The relocated worldwide operator is to hold exploration and production (E&P) assets in the the United States, as well as a marketing segment, and OxyChem, a chemical subsidiary. Although it is a global operator, the United States is the heart of Oxy operations.

Including California, domestic developed and undeveloped leaseholds encompass nearly 8.1 million net acres, with leaseholds in the Permian Basin in West Texas, Eagle Ford Shale in South Texas, Piceance Basin in Colorado and the Williston in North Dakota. It also has various associated gas assets in the Permian.

"The company believes that it will be better positioned to continue its strategy of generating growth with strong returns on capital and consistently increasing its dividend," management said. "Consistent with Occidental's strategic review to focus in core businesses, it also plans to reduce its exposure to proprietary trading activities related to crude oil and other commodities.

Chazen would remain as president and CEO of the Houston company through the 2015 annual meeting. Chairman Edward P. Djerejian also agreed to remain for another year.

The California management team should be announced by the second half of the year, with separation expected to be completed by early 2015. The separation would be based on market conditions, the board said.

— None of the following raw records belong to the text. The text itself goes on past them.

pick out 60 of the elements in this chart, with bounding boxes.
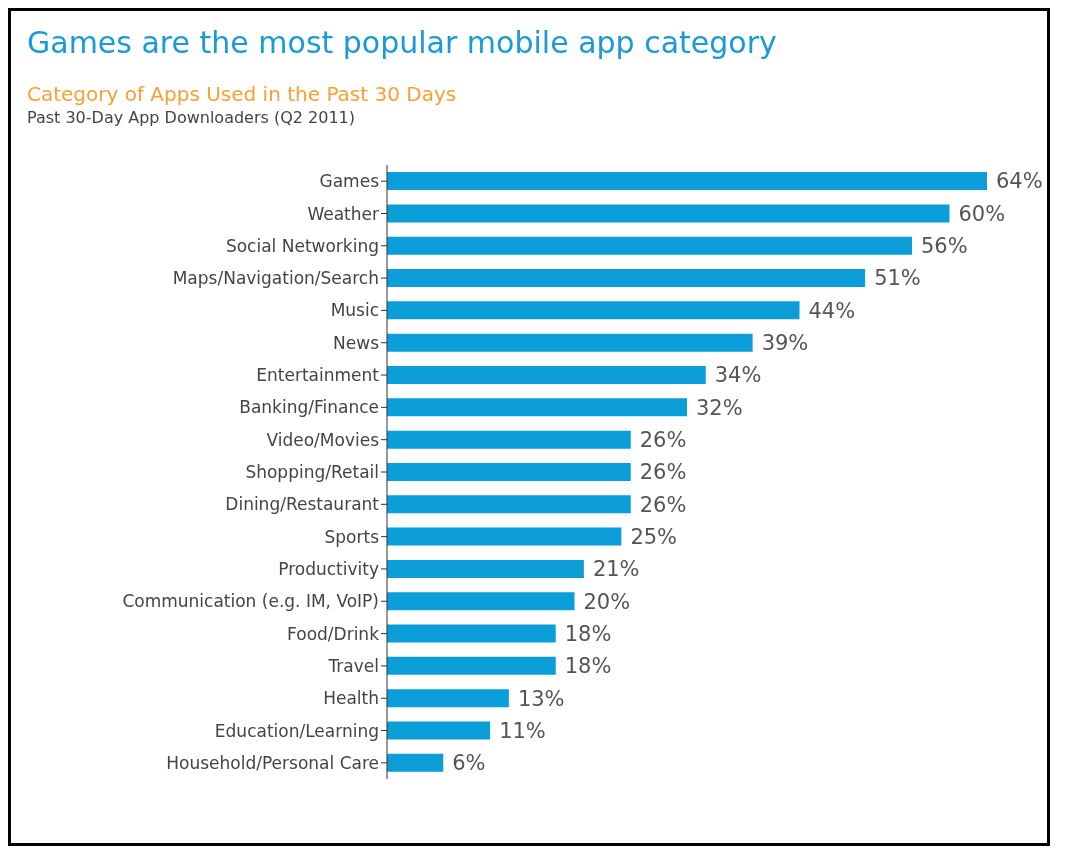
bar	[387, 366, 706, 384]
data-label: 51%	[874, 266, 921, 291]
data-label: 18%	[564, 654, 612, 679]
y-tick-label: Maps/Navigation/Search	[172, 268, 379, 289]
y-tick-label: Food/Drink	[287, 623, 380, 644]
bar	[387, 689, 509, 708]
data-label: 18%	[564, 621, 612, 646]
bar	[387, 236, 912, 255]
y-tick-label: Household/Personal Care	[166, 752, 379, 773]
bar	[387, 269, 866, 288]
chart-title: Games are the most popular mobile app category	[27, 25, 778, 60]
y-tick-label: Music	[330, 300, 379, 321]
y-tick-label: Communication (e.g. IM, VoIP)	[122, 591, 379, 612]
text: Past 30-Day App Downloaders (Q2 2011)	[27, 108, 357, 127]
data-label: 21%	[592, 557, 640, 582]
bar	[387, 333, 753, 352]
y-tick-label: Weather	[307, 203, 380, 224]
data-label: 39%	[761, 331, 809, 356]
bar	[387, 721, 491, 740]
bar	[387, 462, 631, 481]
y-tick-label: Sports	[324, 526, 380, 547]
data-label: 26%	[639, 460, 687, 485]
data-label: 26%	[639, 492, 687, 517]
data-label: 13%	[517, 686, 565, 711]
bar	[387, 430, 631, 449]
chart-subtitle: Category of Apps Used in the Past 30 Days	[27, 82, 458, 106]
bar	[387, 656, 556, 675]
y-tick-label: Video/Movies	[266, 429, 380, 450]
bar	[387, 527, 622, 546]
y-tick-label: Dining/Restaurant	[225, 494, 380, 515]
data-label: 6%	[452, 751, 486, 776]
data-label: 44%	[808, 298, 856, 323]
bar	[387, 495, 631, 514]
bar	[387, 624, 556, 643]
y-tick-label: Banking/Finance	[239, 397, 379, 418]
y-tick-label: Health	[323, 688, 379, 709]
y-tick-label: Shopping/Retail	[245, 462, 379, 483]
bar	[387, 172, 987, 191]
data-label: 64%	[996, 169, 1043, 194]
data-label: 26%	[639, 427, 687, 452]
data-label: 11%	[499, 718, 546, 743]
data-label: 56%	[921, 234, 968, 259]
bar	[387, 301, 800, 320]
data-label: 32%	[696, 395, 743, 420]
bar	[387, 753, 444, 772]
y-tick-label: Social Networking	[225, 235, 379, 256]
bar	[387, 398, 687, 417]
y-tick-label: Education/Learning	[214, 720, 379, 741]
y-tick-label: News	[333, 332, 380, 353]
y-tick-label: Travel	[327, 655, 379, 676]
data-label: 25%	[630, 524, 678, 549]
bar	[387, 559, 584, 578]
data-label: 34%	[714, 363, 762, 388]
bar	[387, 592, 575, 611]
data-label: 60%	[958, 201, 1006, 226]
bar	[387, 204, 950, 223]
data-label: 20%	[583, 589, 631, 614]
y-tick-label: Entertainment	[256, 365, 380, 386]
y-tick-label: Productivity	[278, 558, 379, 579]
y-tick-label: Games	[319, 171, 380, 192]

Oxy expects to incur one-time charges related to the spinoff, quantified later this year.

The day before the announcement, Oxy agreed to sell Hugoton, a huge Midcontinent gas field, to an undisclosed buyer. The field extends from southwestern Kansas into parts of Oklahoma and Colorado. Average net production in 2013 was about 110 MMcfe/d, 70% weighted to gas. The sale is set to be completed by the end of April.

"This was approved...as part of Occidental's strategic review to streamline and focus operations where it has depth and scale in order to better execute" the long-term strategy, the company said.

The spin-off news appeared to cheer investors. Ahead of market close on Friday, Oxy shares had gained close to 4% on the day, with more than double the average number of trades at around 6.87 million.

Goldman Sachs reiterated a "buy" rating with a price target of $109.00.

"We believe the separation of California E&P in particular will help investors better understand the growth/returns characteristics of this unique E&P business," said Goldman analyst Arjun N. Murti. "We have long viewed [the] California asset base as holding significant oil and gas resources that can be developed at competitive costs.

"In our view, the assets are likely to be better appreciated by investors when run under a more typical 'E&P' business model that focuses on volume growth," and earnings generation, "rather than as part of a major oil company."

Murti also favorably viewed Chazen's extension as CEO, "given his track record of focusing on total shareholder returns."

TheStreet.com also rated the company a "buy."

"This is driven by some important positives, which we believe should have a greater impact than any weaknesses, and should give investors a better performance opportunity than most stocks we cover," said the analysts. "The company's strengths can be seen in multiple areas, such as its revenue growth, compelling growth in net income and impressive record of earnings per share growth. We feel these strengths outweigh the fact that the company has had lackluster performance in the stock itself."

Sterne Agee's Tim Rezvan said the California business could generate 6-7% oil-focused growth production this year, accelerating in 2015 and beyond.

"2013 production from California averaged 154,000 boe/d (58% oil)," Rezvan said. "We estimate 2014 production will average 163,000 boe/d (61% oil)."

In related news, Elisse B. Walter, former chair of the U.S. Securities and Exchange Commission (SEC), was elected to the board. Walter was appointed to the SEC in 2008; President Obama named her chair in December 2012. She previously served as general counsel of the Commodity Futures Trading Commission and as senior executive vice president of regulatory policy and programs for the Financial Industry Regulatory Authority.